Cet article est la retranscription d'une chronique de Julie Hemmerlin, diffusé dans l'émission du 12 octobre 2022 "Éco-anxiété : un climat de souffrance".


Ces dernières années, une idée se répand auprès du grand public : nous ne serions pas câblés cérébralement pour agir contre le dérèglement climatique. Notre inaction serait la faute de notre cerveau car nous ne serions pas en mesure de nous limiter dans l’exploitation des ressources. Il faudrait assouvir les besoins de notre striatum… Vraiment ?

L’origine de l’idée

En 2019, Sébastien Bohler, journaliste scientifique et rédacteur en chef du journal « Cerveau et Psycho », publie un livre intitulé « Le Bug humain : Pourquoi notre cerveau nous pousse à détruire la planète et comment l’en empêcher ». Ce livre a reçu un succès certain auprès du grand public mais aussi auprès des médias. En tapant « striatum » sur le moteur de recherche Google, vous trouverez dès la première page de résultats 3-4 articles sur le sujet.

Sur un ton d’enquête scientifique, Sébastien Bohler nous invite à le suivre dans le développement d’une hypothèse pour répondre à la question (qu’il se pose lui-même) « Pourquoi, alors que nous sommes dotés d’outils extrêmement précis qui nous informent clairement de la tournure que vont prendre les événements dans quelques décennies, restons-nous impassibles ? ».

À la fin de l’introduction, il nous dévoile le coupable : il s’agirait du striatum. Le striatum est une structure sous-corticale, c’est-à-dire, une structure qui se situe sous les premières couches de notre cerveau, grossièrement. Le striatum serait la cause qui nous pousse à croître toujours plus, – dans le sens de croissance économique, qui est nuisible à l’environnement -, et la raison pour laquelle le système politico-économique dans lequel nous vivons perdure. Récemment, dans un entretien paru dans le journal Le Monde en juin 2022, il expliquait « Il y a un principe de croissance neurochimique dans notre cerveau, et nous avons construit un monde social, économique, financier, technique, fondé sur la croissance pour alimenter ce principe. ».

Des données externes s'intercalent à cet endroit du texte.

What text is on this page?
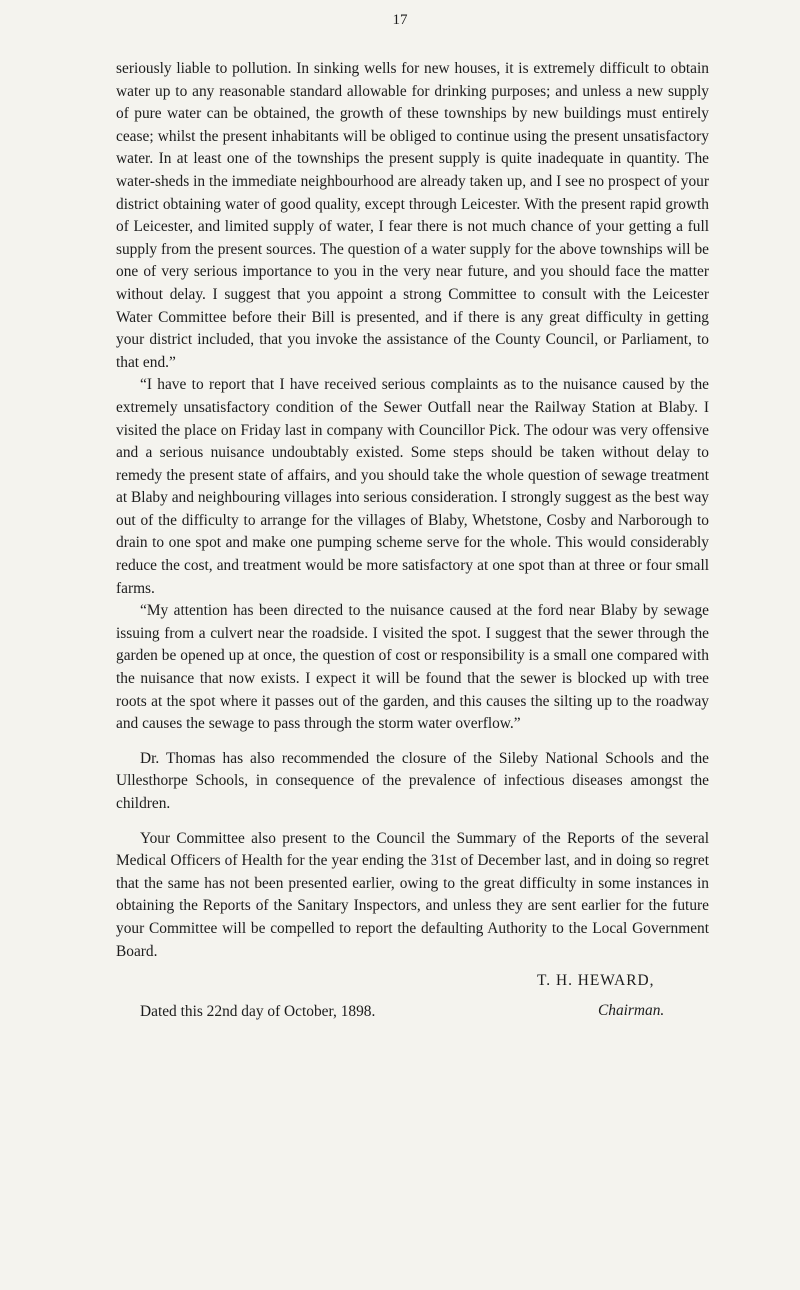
17

seriously liable to pollution. In sinking wells for new houses, it is extremely difficult to obtain water up to any reasonable standard allowable for drinking purposes; and unless a new supply of pure water can be obtained, the growth of these townships by new buildings must entirely cease; whilst the present inhabitants will be obliged to continue using the present unsatisfactory water. In at least one of the townships the present supply is quite inadequate in quantity. The water-sheds in the immediate neighbourhood are already taken up, and I see no prospect of your district obtaining water of good quality, except through Leicester. With the present rapid growth of Leicester, and limited supply of water, I fear there is not much chance of your getting a full supply from the present sources. The question of a water supply for the above townships will be one of very serious importance to you in the very near future, and you should face the matter without delay. I suggest that you appoint a strong Committee to consult with the Leicester Water Committee before their Bill is presented, and if there is any great difficulty in getting your district included, that you invoke the assistance of the County Council, or Parliament, to that end.”

“I have to report that I have received serious complaints as to the nuisance caused by the extremely unsatisfactory condition of the Sewer Outfall near the Railway Station at Blaby. I visited the place on Friday last in company with Councillor Pick. The odour was very offensive and a serious nuisance undoubtably existed. Some steps should be taken without delay to remedy the present state of affairs, and you should take the whole question of sewage treatment at Blaby and neighbouring villages into serious consideration. I strongly suggest as the best way out of the difficulty to arrange for the villages of Blaby, Whetstone, Cosby and Narborough to drain to one spot and make one pumping scheme serve for the whole. This would considerably reduce the cost, and treatment would be more satisfactory at one spot than at three or four small farms.

“My attention has been directed to the nuisance caused at the ford near Blaby by sewage issuing from a culvert near the roadside. I visited the spot. I suggest that the sewer through the garden be opened up at once, the question of cost or responsibility is a small one compared with the nuisance that now exists. I expect it will be found that the sewer is blocked up with tree roots at the spot where it passes out of the garden, and this causes the silting up to the roadway and causes the sewage to pass through the storm water overflow.”

Dr. Thomas has also recommended the closure of the Sileby National Schools and the Ullesthorpe Schools, in consequence of the prevalence of infectious diseases amongst the children.

Your Committee also present to the Council the Summary of the Reports of the several Medical Officers of Health for the year ending the 31st of December last, and in doing so regret that the same has not been presented earlier, owing to the great difficulty in some instances in obtaining the Reports of the Sanitary Inspectors, and unless they are sent earlier for the future your Committee will be compelled to report the defaulting Authority to the Local Government Board.

Dated this 22nd day of October, 1898.

T. H. HEWARD,
Chairman.
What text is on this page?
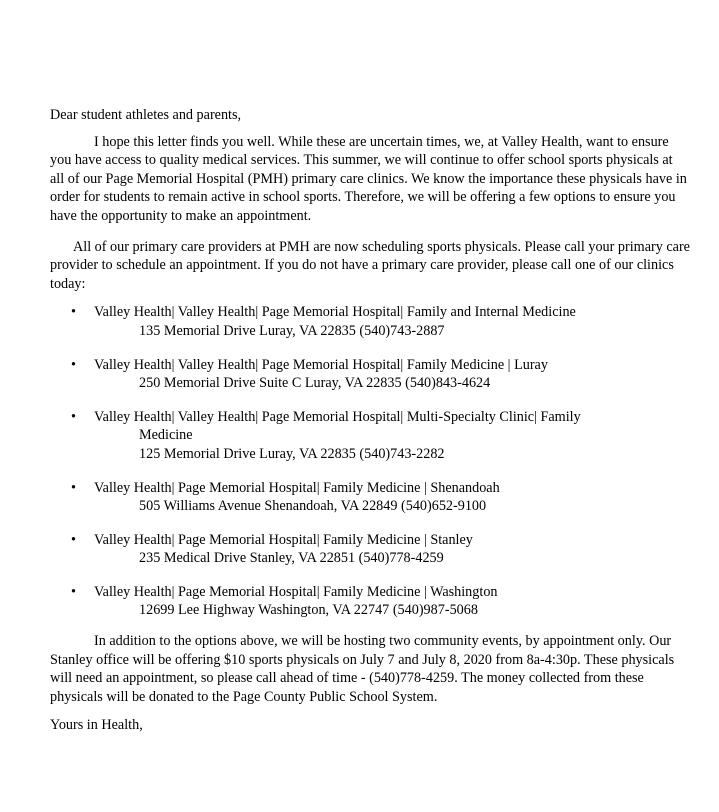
Dear student athletes and parents,

I hope this letter finds you well. While these are uncertain times, we, at Valley Health, want to ensure you have access to quality medical services. This summer, we will continue to offer school sports physicals at all of our Page Memorial Hospital (PMH) primary care clinics. We know the importance these physicals have in order for students to remain active in school sports. Therefore, we will be offering a few options to ensure you have the opportunity to make an appointment.

All of our primary care providers at PMH are now scheduling sports physicals. Please call your primary care provider to schedule an appointment. If you do not have a primary care provider, please call one of our clinics today:

•	Valley Health| Valley Health| Page Memorial Hospital| Family and Internal Medicine
135 Memorial Drive Luray, VA 22835 (540)743-2887
•	Valley Health| Valley Health| Page Memorial Hospital| Family Medicine | Luray
250 Memorial Drive Suite C Luray, VA 22835 (540)843-4624
•	Valley Health| Valley Health| Page Memorial Hospital| Multi-Specialty Clinic| Family
Medicine
125 Memorial Drive Luray, VA 22835 (540)743-2282
•	Valley Health| Page Memorial Hospital| Family Medicine | Shenandoah
505 Williams Avenue Shenandoah, VA 22849 (540)652-9100
•	Valley Health| Page Memorial Hospital| Family Medicine | Stanley
235 Medical Drive Stanley, VA 22851 (540)778-4259
•	Valley Health| Page Memorial Hospital| Family Medicine | Washington
12699 Lee Highway Washington, VA 22747 (540)987-5068

In addition to the options above, we will be hosting two community events, by appointment only. Our Stanley office will be offering $10 sports physicals on July 7 and July 8, 2020 from 8a-4:30p. These physicals will need an appointment, so please call ahead of time - (540)778-4259. The money collected from these physicals will be donated to the Page County Public School System.

Yours in Health,
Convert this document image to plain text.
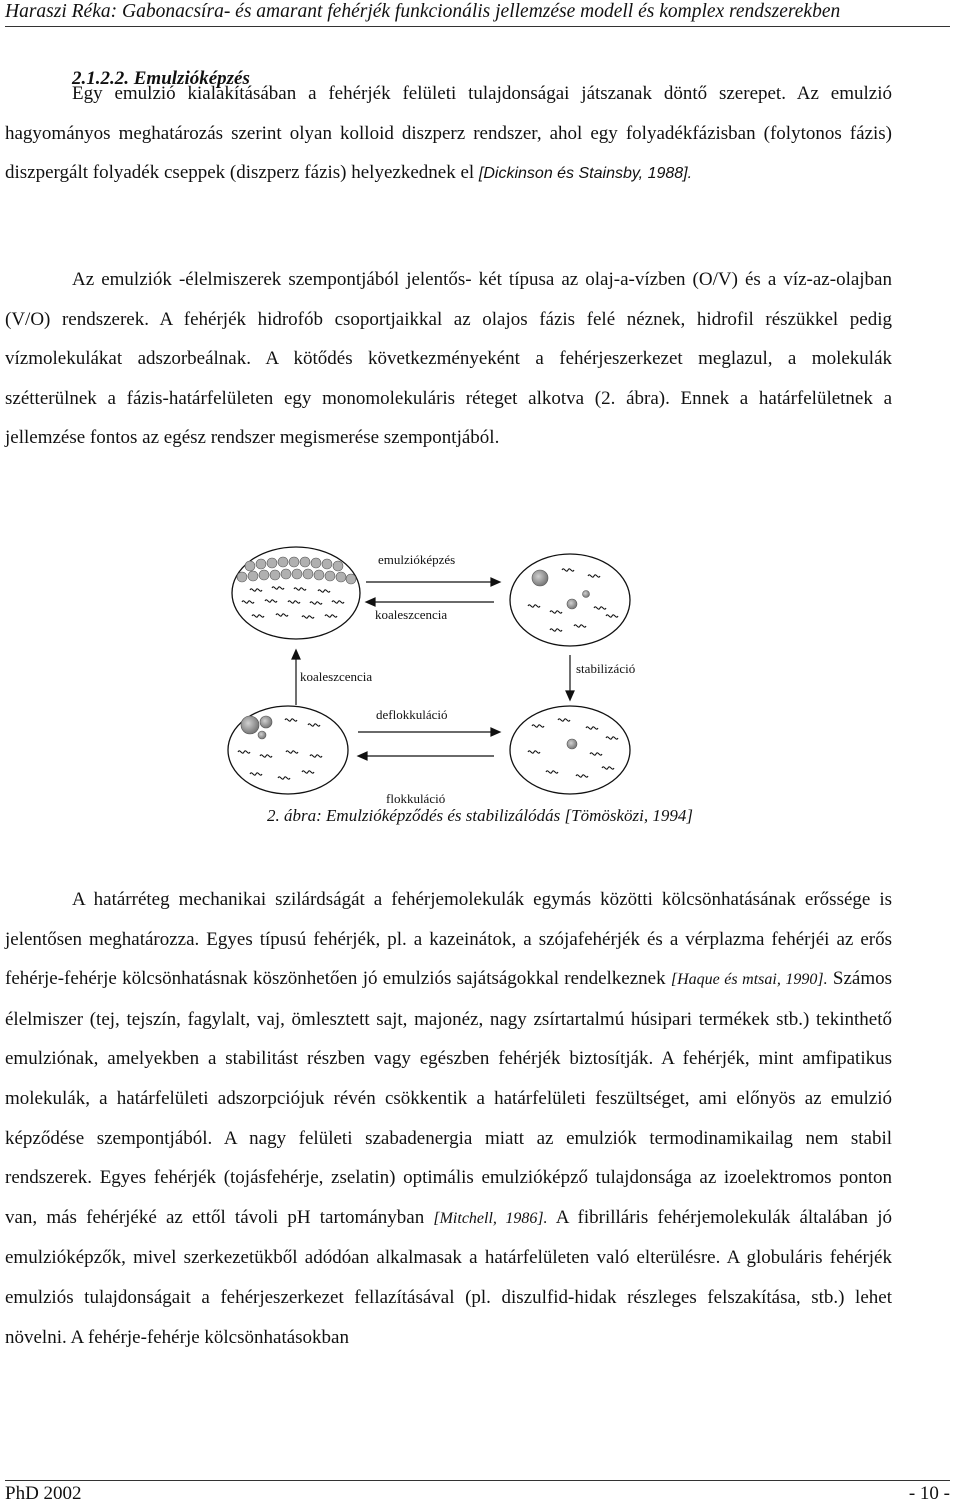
Haraszi Réka: Gabonacsíra- és amarant fehérjék funkcionális jellemzése modell és komplex rendszerekben
2.1.2.2. Emulzióképzés
Egy emulzió kialakításában a fehérjék felületi tulajdonságai játszanak döntő szerepet. Az emulzió hagyományos meghatározás szerint olyan kolloid diszperz rendszer, ahol egy folyadékfázisban (folytonos fázis) diszpergált folyadék cseppek (diszperz fázis) helyezkednek el [Dickinson és Stainsby, 1988].
Az emulziók -élelmiszerek szempontjából jelentős- két típusa az olaj-a-vízben (O/V) és a víz-az-olajban (V/O) rendszerek. A fehérjék hidrofób csoportjaikkal az olajos fázis felé néznek, hidrofil részükkel pedig vízmolekulákat adszorbeálnak. A kötődés következményeként a fehérjeszerkezet meglazul, a molekulák szétterülnek a fázis-határfelületen egy monomolekuláris réteget alkotva (2. ábra). Ennek a határfelületnek a jellemzése fontos az egész rendszer megismerése szempontjából.
emulzióképzés
koaleszcencia
koaleszcencia
stabilizáció
deflokkuláció
flokkuláció
2. ábra: Emulzióképződés és stabilizálódás [Tömösközi, 1994]
A határréteg mechanikai szilárdságát a fehérjemolekulák egymás közötti kölcsönhatásának erőssége is jelentősen meghatározza. Egyes típusú fehérjék, pl. a kazeinátok, a szójafehérjék és a vérplazma fehérjéi az erős fehérje-fehérje kölcsönhatásnak köszönhetően jó emulziós sajátságokkal rendelkeznek [Haque és mtsai, 1990]. Számos élelmiszer (tej, tejszín, fagylalt, vaj, ömlesztett sajt, majonéz, nagy zsírtartalmú húsipari termékek stb.) tekinthető emulziónak, amelyekben a stabilitást részben vagy egészben fehérjék biztosítják. A fehérjék, mint amfipatikus molekulák, a határfelületi adszorpciójuk révén csökkentik a határfelületi feszültséget, ami előnyös az emulzió képződése szempontjából. A nagy felületi szabadenergia miatt az emulziók termodinamikailag nem stabil rendszerek. Egyes fehérjék (tojásfehérje, zselatin) optimális emulzióképző tulajdonsága az izoelektromos ponton van, más fehérjéké az ettől távoli pH tartományban [Mitchell, 1986]. A fibrilláris fehérjemolekulák általában jó emulzióképzők, mivel szerkezetükből adódóan alkalmasak a határfelületen való elterülésre. A globuláris fehérjék emulziós tulajdonságait a fehérjeszerkezet fellazításával (pl. diszulfid-hidak részleges felszakítása, stb.) lehet növelni. A fehérje-fehérje kölcsönhatásokban
PhD 2002	- 10 -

Une thèse fortement contestée par la communauté scientifique

Sans préjuger des intentions de Sébastien Bohler, il existe tout de même plusieurs critiques de la thèse qu’il développe dans un livre grand public qui ont émané de la sphère scientifique.

Premièrement : cette hypothèse est purement spéculative. Un collectif de scientifiques a publié une tribune dans le journal Médiapart en juillet 2022 dans laquelle il rappelle que l’hypothèse de Sébastien Bohler n’a en aucun cas suivi un processus d’évaluation scientifique par les pairs. Qui plus est, l’auteur du Bug Humain ne s’appuie sur aucune étude spécifique du comportement environnemental pour appuyer ses propos. Le collectif rappelle d’ailleurs « la totale absence de fondement scientifique de cette [hypo]thèse ».

Deuxièmement : l’hypothèse développée est très réductionniste. Il s’agit ici de réduire un problème complexe et multifactoriel à un problème simple. Réduire une fonction psychologique, et ici, des comportements et pratiques sociales à une structure cérébrale est largement dépassé. Le collectif de scientifiques dans Médiapart précisent que « Le fonctionnement d’une aire cérébrale est [donc] rarement transposable en termes psychologiques, a fortiori sociologiques. ». Donc, nos choix de consommation, nos modes de vie, ne se réduisent pas aux prétendus besoins sans limites du striatum. Malheureusement, comme c’est une explication simple, c’est aussi une explication facile à retenir et à s’approprier. On comprend mieux pourquoi l’idée se diffuse et se répand.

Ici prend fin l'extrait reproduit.